Drogen im Knast: Abfangjägerin bezieht Posten

Nach dem Drogenskandal in der JVA Plötzensee verspricht Justizsenatorin von der Aue mehr Kontrollen auf beiden Seiten der Gefängnismauer. Opposition kritisiert "Verschleierungstaktik".

Justizsenatorin Gisela von der Aue (SPD) hat gestern mehr Hofposten und eine häufigere Kontrolle der Hafträume in der Jugendvollzugsanstalt Plötzensee angekündigt. Diese Maßnahmen sind das Ergebnis eines sonntäglichen Krisentreffens der Justizsenatorin mit Innensenator Ehrhart Körting (SPD) und Polizeipräsident Dieter Glietsch. Gemeinsam wollen die Behörden nun den ausufernden Drogen- und Warenschmuggel in der Haftanstalt bekämpfen.

"Es wurde vereinbart, die Präsenz auf beiden Seiten der Gefängnismauern zu erhöhen", sagte Nicola Rothermel, Sprecherin des Innensenators. Dazu zählten unter anderem verstärkte offene und verdeckte Polizeimaßnahmen auf der Straßenseite der Justizvollzugsanstalt. Man habe konstruktiv diskutiert. Ein Rücktritt der Justizsenatorin sei bei dem Gespräch "absolut kein Thema" gewesen, sagte Rothermel. Von der Aue war letzte Woche massiv unter Druck geraten. Ein Fernsehbericht über organisierten Schmuggel in die Haftanstalt erregte die Öffentlichkeit. Auch aus der Justizvollzugsanstalt Tegel wurden Einzelheiten über ein durchorganisiertes "Drogenliefersystem" bekannt. Nachdem zudem ein vereitelter Fluchtversuch einer Sportgruppe im Mai aus Plötzensee mit einer über die Mauer geworfenen Aluminiumleiter öffentlich wurde, geriet von der Aue in Erklärungsnot.

Sebastian Kluckert, rechtspolitischer Sprecher der FDP-Fraktion, warf der Justizsenatorin am Freitag Verschleierungstaktik vor. Er nannte es "dreist", dass bei einem Besuch des Rechtsausschusses in der Jugendstrafanstalt Plötzensee im Mai 2007 den Parlamentariern die massiven Probleme der Anstalt verschwiegen wurden. Sven Rissmann, justizpolitischer Sprecher der CDU, ging noch weiter. In jedem anderen Bundesland hätte sich ein Justizminister in vergleichbarer Situation "wohl ernsthaft mit Rücktrittsgedanken auseinandergesetzt", erklärte der Oppositionspolitiker.

Rückendeckung bekommt die Senatorin von Fritz Felgentreu, dem Justizexperten der SPD. Von der Aue mache ihre Sache gut, betonte Felgentreu.
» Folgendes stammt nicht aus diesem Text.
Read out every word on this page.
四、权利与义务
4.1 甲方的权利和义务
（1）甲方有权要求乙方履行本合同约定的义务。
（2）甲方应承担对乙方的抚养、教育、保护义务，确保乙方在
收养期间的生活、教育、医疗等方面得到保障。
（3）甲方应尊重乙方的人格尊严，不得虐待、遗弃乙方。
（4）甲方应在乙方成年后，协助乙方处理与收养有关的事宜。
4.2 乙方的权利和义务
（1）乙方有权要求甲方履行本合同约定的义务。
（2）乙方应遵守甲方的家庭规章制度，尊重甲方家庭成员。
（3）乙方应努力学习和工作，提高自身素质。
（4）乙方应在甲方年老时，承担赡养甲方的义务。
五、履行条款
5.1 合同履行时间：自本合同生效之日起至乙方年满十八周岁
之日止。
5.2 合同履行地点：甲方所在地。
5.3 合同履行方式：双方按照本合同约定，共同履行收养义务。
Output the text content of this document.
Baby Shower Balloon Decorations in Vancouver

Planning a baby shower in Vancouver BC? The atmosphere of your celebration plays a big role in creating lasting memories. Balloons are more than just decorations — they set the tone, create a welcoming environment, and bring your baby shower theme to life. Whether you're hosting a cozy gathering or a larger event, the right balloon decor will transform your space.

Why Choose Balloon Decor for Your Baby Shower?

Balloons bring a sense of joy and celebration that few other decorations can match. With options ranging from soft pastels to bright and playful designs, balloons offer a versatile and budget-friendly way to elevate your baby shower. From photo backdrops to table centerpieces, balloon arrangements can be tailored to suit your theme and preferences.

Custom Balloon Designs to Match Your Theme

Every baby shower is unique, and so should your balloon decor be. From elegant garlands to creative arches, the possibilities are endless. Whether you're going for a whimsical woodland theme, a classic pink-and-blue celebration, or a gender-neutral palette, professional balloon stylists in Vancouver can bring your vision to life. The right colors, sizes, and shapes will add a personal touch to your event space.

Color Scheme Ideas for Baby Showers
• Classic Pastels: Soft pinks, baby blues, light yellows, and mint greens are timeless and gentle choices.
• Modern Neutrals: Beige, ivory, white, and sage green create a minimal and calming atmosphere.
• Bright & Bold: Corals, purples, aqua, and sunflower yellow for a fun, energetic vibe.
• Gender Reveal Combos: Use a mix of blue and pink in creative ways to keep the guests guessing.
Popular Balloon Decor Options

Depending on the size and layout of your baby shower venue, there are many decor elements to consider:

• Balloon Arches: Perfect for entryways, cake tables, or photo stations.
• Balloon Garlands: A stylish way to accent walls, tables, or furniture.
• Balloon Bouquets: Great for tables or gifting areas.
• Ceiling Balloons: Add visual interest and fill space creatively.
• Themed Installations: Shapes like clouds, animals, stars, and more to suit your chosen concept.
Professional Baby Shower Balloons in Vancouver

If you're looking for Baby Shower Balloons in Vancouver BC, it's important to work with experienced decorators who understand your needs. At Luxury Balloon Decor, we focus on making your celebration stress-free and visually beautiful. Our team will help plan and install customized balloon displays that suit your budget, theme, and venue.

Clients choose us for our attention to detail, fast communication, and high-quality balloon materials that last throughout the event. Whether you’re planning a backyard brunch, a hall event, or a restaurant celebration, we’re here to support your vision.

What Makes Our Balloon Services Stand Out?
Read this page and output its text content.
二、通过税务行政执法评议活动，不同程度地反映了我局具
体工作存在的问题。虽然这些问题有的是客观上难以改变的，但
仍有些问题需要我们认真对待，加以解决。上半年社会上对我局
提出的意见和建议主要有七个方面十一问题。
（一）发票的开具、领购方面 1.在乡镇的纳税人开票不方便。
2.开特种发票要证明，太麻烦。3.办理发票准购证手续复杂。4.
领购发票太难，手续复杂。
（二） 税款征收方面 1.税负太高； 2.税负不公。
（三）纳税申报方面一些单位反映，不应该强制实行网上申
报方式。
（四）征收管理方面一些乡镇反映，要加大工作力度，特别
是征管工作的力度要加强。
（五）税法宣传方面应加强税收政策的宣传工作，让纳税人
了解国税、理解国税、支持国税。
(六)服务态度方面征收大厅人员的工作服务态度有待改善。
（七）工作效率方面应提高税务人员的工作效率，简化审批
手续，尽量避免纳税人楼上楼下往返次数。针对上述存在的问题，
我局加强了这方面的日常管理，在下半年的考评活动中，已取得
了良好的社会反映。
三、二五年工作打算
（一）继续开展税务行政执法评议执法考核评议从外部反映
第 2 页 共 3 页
Sie habe das Anbringen von "Mäusegittern" an den ohnehin dunklen Zellen gründlich geprüft, was für ihre Besonnenheit spräche. Auch mangelnde Transparenz könne man ihr nicht vorwerfen: Schon während des Moabiter Medikamentenskandals habe sie sich vorbildlich verhalten.

Nach Ansicht der Grünen ist von der Aues knapp zehnmonatige Amtszeit durch Skandale und Affären im Justizvollzug geprägt. Dazu zähle der im April aufgedeckte Medikamentenhandel in der JVA Moabit genauso wie die jüngsten Vorkommnisse in Plötzensee. Im Rechtsausschuss am Mittwoch will Fachsprecher Dirk Behrendt darum fragen: "Blühender Drogenhandel in Plötzensee mit freundlicher Genehmigung des Senats?"

Im Ausschuss wird sich von der Aue für ihr langsames Handeln rechtfertigen müssen. Selbst SPD-Landeschef Michael Müller äußerte Unverständnis dafür, dass das Anbringen neuer Gitter an den Zellenfenstern nicht vorangeht. Laut von der Aue liegt es an Lieferschwierigkeiten, dass die Gitter erst Anfang Oktober eingebaut werden könnten. In der Zwischenzeit, betonte sie, sei die Sicherheit im Gefängnis durch Videoüberwachung und Hofposten gewährleistet. Mit ein paar Wachmännern mehr ist es in den überfüllten, von Geld- und Personalmangel geplagten Gefängnissen nicht getan. Das wissen auch die Experten. Auf die Dauer, ließ Innensenator Körting mitteilen, würden nur "baulich-technische Maßnahmen" helfen. Wie diese aussehen könnten, soll am Mittwoch im Rechtsausschuss besprochen werden.